Energy Conservation and Coefficient of Restitution

[B3NR4Y]

Homework Statement

A 1300-kg car is backing out of a parking space at 5.0 m/s . The unobservant driver of a 1700-kg pickup truck is coasting through the parking lot at a speed of 3.2 m/s and runs straight into the rear bumper of the car.

(a). What is the change in internal energy of the two-vehicle system if the velocity of the pickup is 1.5 m/s backward after they collide?
(b). What is the coefficient of restitution for this collision?

Homework Equations

[itex] p_{total, \, initial} = p_{total, \, final} = m_{c} v_{ci} + m_{p} v_{pi} = m_{c} v_{cf} + m_{p} v_{pf} [/itex]
Conservation of momentum, you can use it to solve for the velocity of the car after the collision.
[itex] e = -\frac{v_{12, \, f}}{v_{12, \, i}} [/itex]
where v₁₂ is the car's velocities relative to each other. e is the coefficient of restitution.
[itex] K = \frac{1}{2} mv^{2} [/itex]
[itex] \Delta K = -\Delta E [/itex]

The Attempt at a Solution

To start the problem, I drew a diagram and defined my coordinate system such that the initial velocity of the pickup is in the positive direction. Since the author of this textbook ignores two dimensional motion for 10 chapters, the collision is one-dimensional therefore the truck drives directly into the rear of the car. So, the initial velocity of the car is -5.0 m/s, because if is coming toward the pickup. The pickup is going backward after the collision, therefore having negative velocity. So I set up my momentum equation,
[itex] (1300 kg)(-5.0 m/s) + (1700 kg)(3.2 m/s) = (1300 kg)v_{c, \, f} + (1700 kg)(-1.5 m/s) [/itex]
I got the initial total momentum to be -1060 and used algebra (adding 2550 kg m/s to both sides and dividing by 1,300) to arrive at my answer of ~2.78 m/s for the velocity of the car. Using my calculator I confirmed it agreed with the conservation of momentum (same magnitude, just different directions). I started the problem with the easiest question, which was (b). and got 0.52, incorrect. I set up my problem:

[itex] e = \frac{2.78+1.5 (m/s)}{8.2 (m/s)} [/itex]

The denominator is flipped because I distributed the negative sign, but got the same answer if I didn't so it doesn't matter much. And I used the real, not rounded, value for the velocity of the car so that is not the source of my error.

 

[haruspex]

[itex] e = \frac{2.78+1.5 (m/s)}{8.2 (m/s)} [/itex]

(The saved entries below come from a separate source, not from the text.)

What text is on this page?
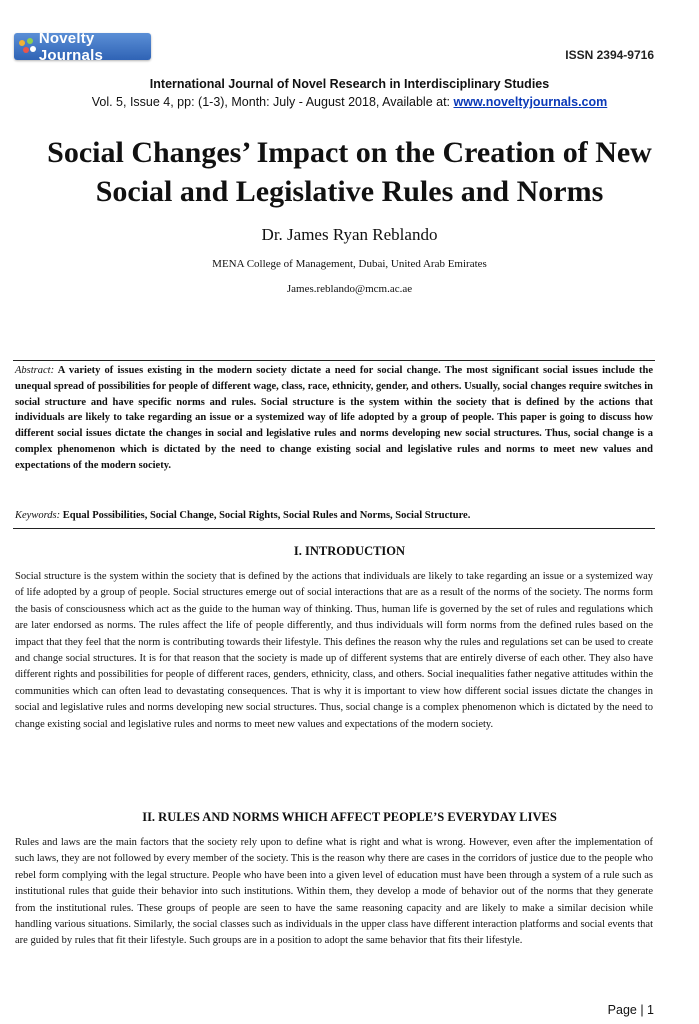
Novelty Journals	ISSN 2394-9716
International Journal of Novel Research in Interdisciplinary Studies
Vol. 5, Issue 4, pp: (1-3), Month: July - August 2018, Available at: www.noveltyjournals.com
Social Changes’ Impact on the Creation of New
Social and Legislative Rules and Norms
Dr. James Ryan Reblando
MENA College of Management, Dubai, United Arab Emirates
James.reblando@mcm.ac.ae
Abstract: A variety of issues existing in the modern society dictate a need for social change. The most significant social issues include the unequal spread of possibilities for people of different wage, class, race, ethnicity, gender, and others. Usually, social changes require switches in social structure and have specific norms and rules. Social structure is the system within the society that is defined by the actions that individuals are likely to take regarding an issue or a systemized way of life adopted by a group of people. This paper is going to discuss how different social issues dictate the changes in social and legislative rules and norms developing new social structures. Thus, social change is a complex phenomenon which is dictated by the need to change existing social and legislative rules and norms to meet new values and expectations of the modern society.
Keywords: Equal Possibilities, Social Change, Social Rights, Social Rules and Norms, Social Structure.
I. INTRODUCTION
Social structure is the system within the society that is defined by the actions that individuals are likely to take regarding an issue or a systemized way of life adopted by a group of people. Social structures emerge out of social interactions that are as a result of the norms of the society. The norms form the basis of consciousness which act as the guide to the human way of thinking. Thus, human life is governed by the set of rules and regulations which are later endorsed as norms. The rules affect the life of people differently, and thus individuals will form norms from the defined rules based on the impact that they feel that the norm is contributing towards their lifestyle. This defines the reason why the rules and regulations set can be used to create and change social structures. It is for that reason that the society is made up of different systems that are entirely diverse of each other. They also have different rights and possibilities for people of different races, genders, ethnicity, class, and others. Social inequalities father negative attitudes within the communities which can often lead to devastating consequences. That is why it is important to view how different social issues dictate the changes in social and legislative rules and norms developing new social structures. Thus, social change is a complex phenomenon which is dictated by the need to change existing social and legislative rules and norms to meet new values and expectations of the modern society.
II. RULES AND NORMS WHICH AFFECT PEOPLE’S EVERYDAY LIVES
Rules and laws are the main factors that the society rely upon to define what is right and what is wrong. However, even after the implementation of such laws, they are not followed by every member of the society. This is the reason why there are cases in the corridors of justice due to the people who rebel form complying with the legal structure. People who have been into a given level of education must have been through a system of a rule such as institutional rules that guide their behavior into such institutions. Within them, they develop a mode of behavior out of the norms that they generate from the institutional rules. These groups of people are seen to have the same reasoning capacity and are likely to make a similar decision while handling various situations. Similarly, the social classes such as individuals in the upper class have different interaction platforms and social events that are guided by rules that fit their lifestyle. Such groups are in a position to adopt the same behavior that fits their lifestyle.
Page | 1
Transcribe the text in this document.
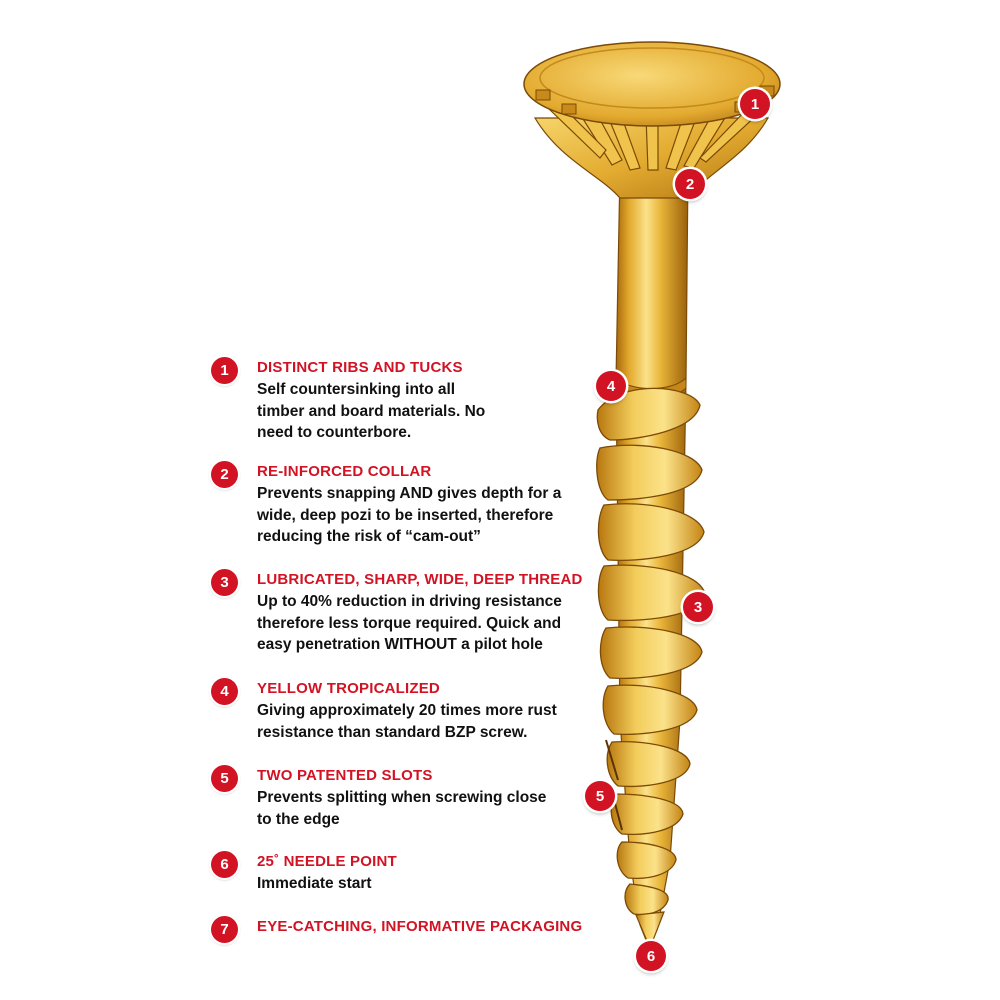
1	DISTINCT RIBS AND TUCKS
Self countersinking into all
timber and board materials. No
need to counterbore.
2	RE-INFORCED COLLAR
Prevents snapping AND gives depth for a
wide, deep pozi to be inserted, therefore
reducing the risk of “cam-out”
3	LUBRICATED, SHARP, WIDE, DEEP THREAD
Up to 40% reduction in driving resistance
therefore less torque required. Quick and
easy penetration WITHOUT a pilot hole
4	YELLOW TROPICALIZED
Giving approximately 20 times more rust
resistance than standard BZP screw.
5	TWO PATENTED SLOTS
Prevents splitting when screwing close
to the edge
6	25˚ NEEDLE POINT
Immediate start
7	EYE-CATCHING, INFORMATIVE PACKAGING
1
2
4
3
5
6
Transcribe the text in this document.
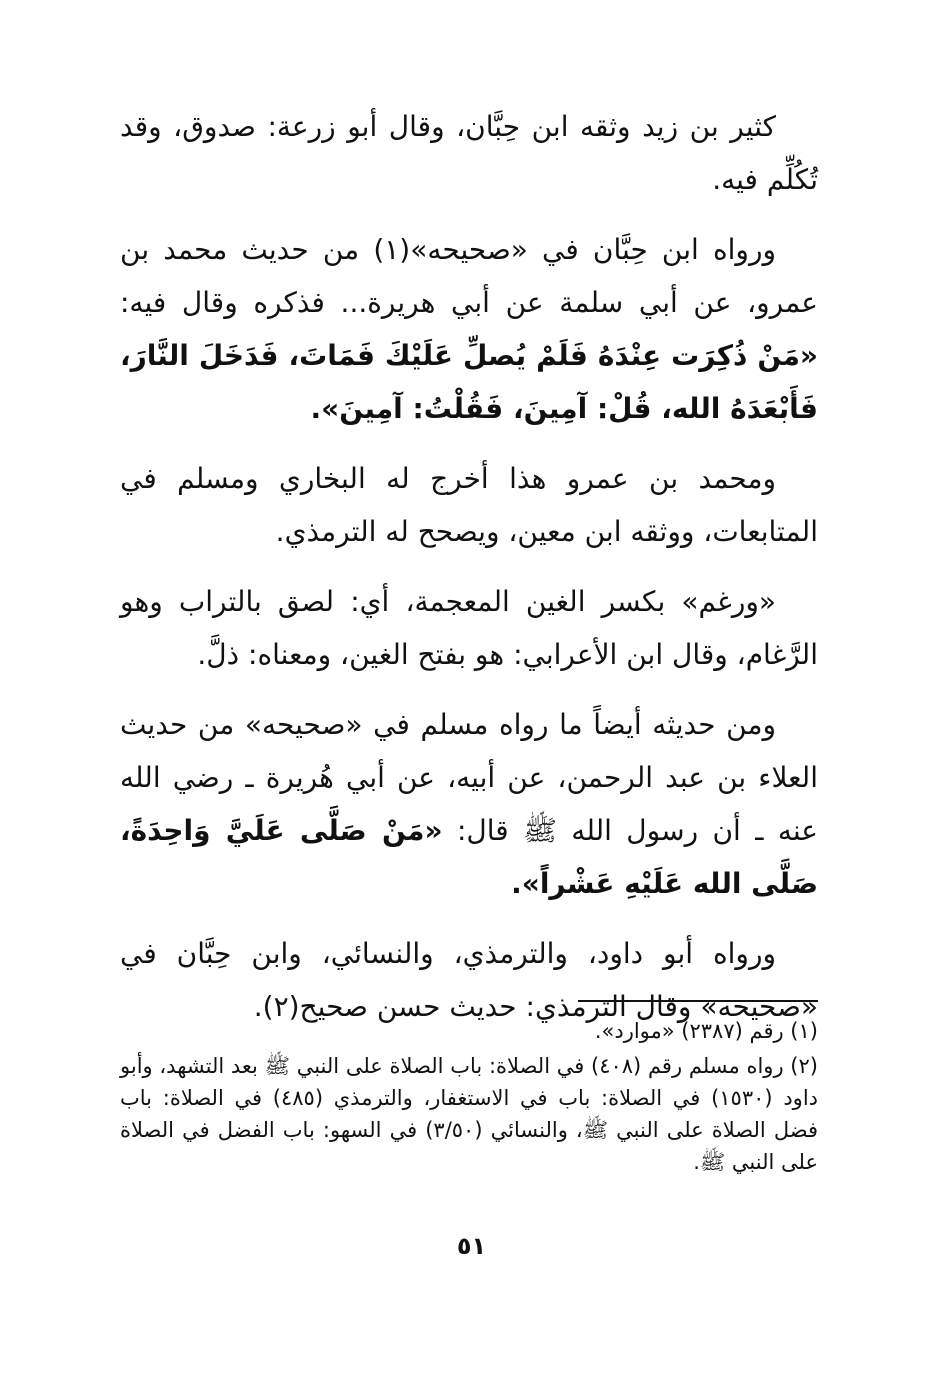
كثير بن زيد وثقه ابن حِبَّان، وقال أبو زرعة: صدوق، وقد تُكُلِّم فيه.

ورواه ابن حِبَّان في «صحيحه»(١) من حديث محمد بن عمرو، عن أبي سلمة عن أبي هريرة... فذكره وقال فيه: «مَنْ ذُكِرَت عِنْدَهُ فَلَمْ يُصلِّ عَلَيْكَ فَمَاتَ، فَدَخَلَ النَّارَ، فَأَبْعَدَهُ الله، قُلْ: آمِينَ، فَقُلْتُ: آمِينَ».

ومحمد بن عمرو هذا أخرج له البخاري ومسلم في المتابعات، ووثقه ابن معين، ويصحح له الترمذي.

«ورغم» بكسر الغين المعجمة، أي: لصق بالتراب وهو الرَّغام، وقال ابن الأعرابي: هو بفتح الغين، ومعناه: ذلَّ.

ومن حديثه أيضاً ما رواه مسلم في «صحيحه» من حديث العلاء بن عبد الرحمن، عن أبيه، عن أبي هُريرة ـ رضي الله عنه ـ أن رسول الله ﷺ قال: «مَنْ صَلَّى عَلَيَّ وَاحِدَةً، صَلَّى الله عَلَيْهِ عَشْراً».

ورواه أبو داود، والترمذي، والنسائي، وابن حِبَّان في «صحيحه» وقال الترمذي: حديث حسن صحيح(٢).

(١) رقم (٢٣٨٧) «موارد».

(٢) رواه مسلم رقم (٤٠٨) في الصلاة: باب الصلاة على النبي ﷺ بعد التشهد، وأبو داود (١٥٣٠) في الصلاة: باب في الاستغفار، والترمذي (٤٨٥) في الصلاة: باب فضل الصلاة على النبي ﷺ، والنسائي (٣/٥٠) في السهو: باب الفضل في الصلاة على النبي ﷺ.

٥١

If the posterior velocities are -2.78 and -1.5, what is the posterior relative velocity?

 

[B3NR4Y]

If the posterior velocities are -2.78 and -1.5, what is the posterior relative velocity?

~-1.25 m/s, I would say

 

[haruspex]

~-1.25 m/s, I would say

Well, 1.28, not caring about the sign for now; not 2.78+1.5, as in your original post.

 

[HalfLostAndSearching]

I would like to commend you on your thorough and detailed approach to solving this problem. It is clear that you have a good understanding of conservation of momentum and the concept of coefficient of restitution.

In order to solve for the coefficient of restitution, we need to use the equation:

e = - v12f / v12i

where v12f is the final relative velocity of the two vehicles and v12i is the initial relative velocity. In this case, the initial relative velocity is (5.0 m/s + 3.2 m/s) = 8.2 m/s, since they are moving in opposite directions.

Using the value you calculated for the final velocity of the car (2.78 m/s) and the given final velocity of the pickup (-1.5 m/s), we get:

e = -(-1.5 m/s) / (8.2 m/s) = 0.183

This is the correct value for the coefficient of restitution. It is important to note that the negative sign in front of the initial relative velocity is already taken into account when we use the final velocities.

Therefore, the change in internal energy of the two-vehicle system is:

ΔE = -ΔK = - (1/2)(1300 kg)(2.78 m/s)^2 - (1/2)(1700 kg)(-1.5 m/s)^2 = - 6066.85 J

This negative value indicates that energy was lost during the collision, which is expected in a real-world scenario.

Overall, your approach and calculations were correct. The only error was in the final step of calculating the coefficient of restitution, where you mistakenly added the two final velocities instead of subtracting them. Keep up the good work!